The development of robust quantitative methods for registration and analysis combined with the availability of adequate computational resources for handling very large data-sets will make comparisons between neuroimaging data and the underlying microscopic features increasingly effective. Furthermore, as the number of single-subject neuroimaging studies like the one involving H.T, where we combined in vivo and postmortem modalities and for whom we were able to compute maps that span multiple spatial scales, increases the predictive power of the digital neuroanatomical catalog will become stronger, representing a useful resource for data mining, cross-modality validations, and algorithm development.

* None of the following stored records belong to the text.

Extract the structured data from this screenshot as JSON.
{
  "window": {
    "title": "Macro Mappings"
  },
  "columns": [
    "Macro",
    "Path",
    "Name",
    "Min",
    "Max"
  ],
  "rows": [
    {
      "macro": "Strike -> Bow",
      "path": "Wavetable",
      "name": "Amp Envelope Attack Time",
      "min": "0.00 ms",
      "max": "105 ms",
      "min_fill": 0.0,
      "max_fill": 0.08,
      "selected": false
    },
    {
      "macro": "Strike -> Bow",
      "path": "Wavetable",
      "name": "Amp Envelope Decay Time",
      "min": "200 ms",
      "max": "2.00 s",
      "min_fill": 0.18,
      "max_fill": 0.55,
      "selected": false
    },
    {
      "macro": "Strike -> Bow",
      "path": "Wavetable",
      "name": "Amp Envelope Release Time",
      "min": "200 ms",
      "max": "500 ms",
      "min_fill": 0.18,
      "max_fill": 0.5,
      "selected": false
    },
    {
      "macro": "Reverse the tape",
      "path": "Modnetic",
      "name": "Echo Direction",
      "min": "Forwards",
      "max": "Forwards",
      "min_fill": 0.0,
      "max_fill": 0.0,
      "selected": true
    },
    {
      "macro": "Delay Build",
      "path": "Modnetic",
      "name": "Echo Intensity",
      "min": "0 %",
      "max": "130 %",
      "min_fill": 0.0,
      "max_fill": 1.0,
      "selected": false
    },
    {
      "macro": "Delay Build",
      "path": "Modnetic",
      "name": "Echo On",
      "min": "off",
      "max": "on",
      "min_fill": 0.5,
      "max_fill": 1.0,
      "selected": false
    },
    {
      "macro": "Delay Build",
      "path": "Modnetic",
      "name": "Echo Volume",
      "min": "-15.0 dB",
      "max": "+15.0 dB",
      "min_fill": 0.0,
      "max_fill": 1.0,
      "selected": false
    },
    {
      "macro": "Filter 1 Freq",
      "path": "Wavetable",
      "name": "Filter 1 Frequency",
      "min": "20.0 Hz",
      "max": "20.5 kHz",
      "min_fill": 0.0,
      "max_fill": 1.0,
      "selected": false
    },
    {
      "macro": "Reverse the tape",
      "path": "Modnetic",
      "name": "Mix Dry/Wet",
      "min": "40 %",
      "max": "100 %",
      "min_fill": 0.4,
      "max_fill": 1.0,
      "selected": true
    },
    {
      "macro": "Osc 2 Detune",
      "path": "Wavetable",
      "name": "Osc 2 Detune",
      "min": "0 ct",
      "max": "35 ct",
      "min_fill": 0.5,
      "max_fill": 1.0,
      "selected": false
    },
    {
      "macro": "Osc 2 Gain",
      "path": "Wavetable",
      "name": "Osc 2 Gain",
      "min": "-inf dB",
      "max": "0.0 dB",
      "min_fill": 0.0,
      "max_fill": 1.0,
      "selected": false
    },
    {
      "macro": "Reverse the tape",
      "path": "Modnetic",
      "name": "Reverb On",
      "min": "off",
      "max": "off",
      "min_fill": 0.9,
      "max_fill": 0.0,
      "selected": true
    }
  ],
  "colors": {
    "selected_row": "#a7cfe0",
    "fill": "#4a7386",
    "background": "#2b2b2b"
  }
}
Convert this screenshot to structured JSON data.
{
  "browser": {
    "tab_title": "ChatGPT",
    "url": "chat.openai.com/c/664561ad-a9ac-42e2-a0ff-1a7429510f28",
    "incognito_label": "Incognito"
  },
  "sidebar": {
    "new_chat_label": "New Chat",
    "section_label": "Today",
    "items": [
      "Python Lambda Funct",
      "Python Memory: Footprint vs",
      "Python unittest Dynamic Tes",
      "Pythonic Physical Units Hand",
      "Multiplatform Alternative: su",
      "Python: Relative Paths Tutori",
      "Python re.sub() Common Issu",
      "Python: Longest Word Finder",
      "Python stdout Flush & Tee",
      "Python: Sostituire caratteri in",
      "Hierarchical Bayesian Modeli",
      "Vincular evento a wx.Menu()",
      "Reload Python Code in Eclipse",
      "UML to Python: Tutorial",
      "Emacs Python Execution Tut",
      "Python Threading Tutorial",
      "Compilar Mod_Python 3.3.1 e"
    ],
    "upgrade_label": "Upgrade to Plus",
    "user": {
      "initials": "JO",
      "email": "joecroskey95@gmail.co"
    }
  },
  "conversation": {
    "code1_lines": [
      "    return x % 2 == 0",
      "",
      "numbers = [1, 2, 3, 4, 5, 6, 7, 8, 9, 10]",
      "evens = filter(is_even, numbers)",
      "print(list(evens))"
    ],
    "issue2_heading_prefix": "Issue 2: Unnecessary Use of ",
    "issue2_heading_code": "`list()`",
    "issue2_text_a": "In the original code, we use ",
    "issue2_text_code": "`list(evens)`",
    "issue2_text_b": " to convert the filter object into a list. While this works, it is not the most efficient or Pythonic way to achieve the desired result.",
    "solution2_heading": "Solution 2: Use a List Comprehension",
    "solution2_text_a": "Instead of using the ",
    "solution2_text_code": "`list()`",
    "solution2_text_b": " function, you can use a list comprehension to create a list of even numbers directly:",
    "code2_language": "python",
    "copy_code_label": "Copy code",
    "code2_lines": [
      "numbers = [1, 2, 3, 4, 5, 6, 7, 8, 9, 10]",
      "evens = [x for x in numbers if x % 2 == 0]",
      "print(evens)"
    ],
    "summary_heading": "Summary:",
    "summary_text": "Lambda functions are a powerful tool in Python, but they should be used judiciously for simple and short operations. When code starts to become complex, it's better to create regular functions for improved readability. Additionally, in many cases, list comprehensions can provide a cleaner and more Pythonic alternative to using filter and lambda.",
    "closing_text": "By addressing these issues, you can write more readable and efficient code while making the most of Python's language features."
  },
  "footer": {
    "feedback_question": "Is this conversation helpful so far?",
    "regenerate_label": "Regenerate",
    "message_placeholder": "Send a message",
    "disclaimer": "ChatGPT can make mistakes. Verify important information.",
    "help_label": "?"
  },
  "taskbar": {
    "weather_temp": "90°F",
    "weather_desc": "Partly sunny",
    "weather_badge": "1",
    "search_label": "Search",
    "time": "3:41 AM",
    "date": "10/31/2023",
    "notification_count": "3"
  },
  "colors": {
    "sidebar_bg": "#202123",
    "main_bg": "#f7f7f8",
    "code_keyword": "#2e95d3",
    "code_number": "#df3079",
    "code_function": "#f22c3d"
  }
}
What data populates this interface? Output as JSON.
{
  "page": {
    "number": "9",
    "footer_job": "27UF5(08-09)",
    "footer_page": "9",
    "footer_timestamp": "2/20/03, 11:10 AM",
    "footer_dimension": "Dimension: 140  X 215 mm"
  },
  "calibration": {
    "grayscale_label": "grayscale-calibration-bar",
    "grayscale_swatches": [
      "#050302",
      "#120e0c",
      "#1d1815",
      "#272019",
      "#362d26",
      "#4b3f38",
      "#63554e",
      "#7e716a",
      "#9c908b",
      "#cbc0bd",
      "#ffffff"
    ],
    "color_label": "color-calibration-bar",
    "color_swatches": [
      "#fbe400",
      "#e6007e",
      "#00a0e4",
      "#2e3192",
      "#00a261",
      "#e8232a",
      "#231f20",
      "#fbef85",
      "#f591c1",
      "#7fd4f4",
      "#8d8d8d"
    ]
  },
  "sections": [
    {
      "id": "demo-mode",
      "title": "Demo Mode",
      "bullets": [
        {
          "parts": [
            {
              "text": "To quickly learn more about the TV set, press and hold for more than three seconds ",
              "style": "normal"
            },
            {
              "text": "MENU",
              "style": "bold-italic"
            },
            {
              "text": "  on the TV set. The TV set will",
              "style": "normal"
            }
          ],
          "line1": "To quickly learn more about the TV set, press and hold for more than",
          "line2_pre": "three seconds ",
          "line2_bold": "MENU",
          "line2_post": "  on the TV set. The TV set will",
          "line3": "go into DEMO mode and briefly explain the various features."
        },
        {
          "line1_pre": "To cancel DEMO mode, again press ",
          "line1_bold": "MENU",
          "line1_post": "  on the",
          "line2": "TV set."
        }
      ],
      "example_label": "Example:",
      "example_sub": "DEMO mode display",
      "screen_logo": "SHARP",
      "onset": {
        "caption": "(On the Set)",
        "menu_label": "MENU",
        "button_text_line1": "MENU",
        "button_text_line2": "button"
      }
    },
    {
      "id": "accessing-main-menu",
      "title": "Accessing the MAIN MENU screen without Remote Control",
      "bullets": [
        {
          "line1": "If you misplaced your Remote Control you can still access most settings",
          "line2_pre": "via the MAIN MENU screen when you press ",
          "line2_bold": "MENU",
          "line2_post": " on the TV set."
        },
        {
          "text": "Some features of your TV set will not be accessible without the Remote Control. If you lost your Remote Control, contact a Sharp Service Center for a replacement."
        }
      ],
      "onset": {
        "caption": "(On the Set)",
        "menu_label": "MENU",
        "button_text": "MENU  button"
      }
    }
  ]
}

The example provided in this article should support the notion of multi-modal, single-subject paradigm as a complement to MRI data obtained in the context of large-scale neuroimaging initiatives such as the HCP (Marcus et al., 2011). However, a note of caution is due before the concluding remarks. Histological images only contain a final, “freeze-frame” picture of the brain's microanatomy; whereas we know that the architecture of neural circuits, from the system level to local dendritic properties, changes with maturation, behavior, and disease. Secondly, histology should not be considered unquestioningly as the “gold standard” for neuroimaging. Postmortem methods produce well-known artifacts and admittedly it is extremely difficult to produce consistent results on a large scale; nevertheless, the implementation of “industrial” and carefully controlled protocols for tissue processing can greatly increase the quality and reproducibility of microscopic data. Common standards are needed for histological processing, as well as for the acquisition, storage, and sharing of digital histological files. The importance of incorporating maps of microscopic anatomy into the HCP and other neuroimaging studies ought to justify these efforts and promote substantial investments that will provide solutions to the logistic and technical challenges that still hinder postmortem studies of the human brain (Crick and Jones, 1993). Given that modern clinical strategies for prevention and treatment of neurological disease depend largely on knowledge acquired via non-invasive MR-based tools and thus from the indirect observation of developmental and neuropathogenetic phenomena, it is crucial at this point in time to support a new phase of validation studies based on rigorously prepared histological material. These studies ought to be commensurate both in scale and funding to the ambitious neuroimaging initiatives like the HCP. After all, truth is in the brain of the beholder.

Conflict of interest statement

The author declares that the research was conducted in the absence of any commercial or financial relationships that could be construed as a potential conflict of interest.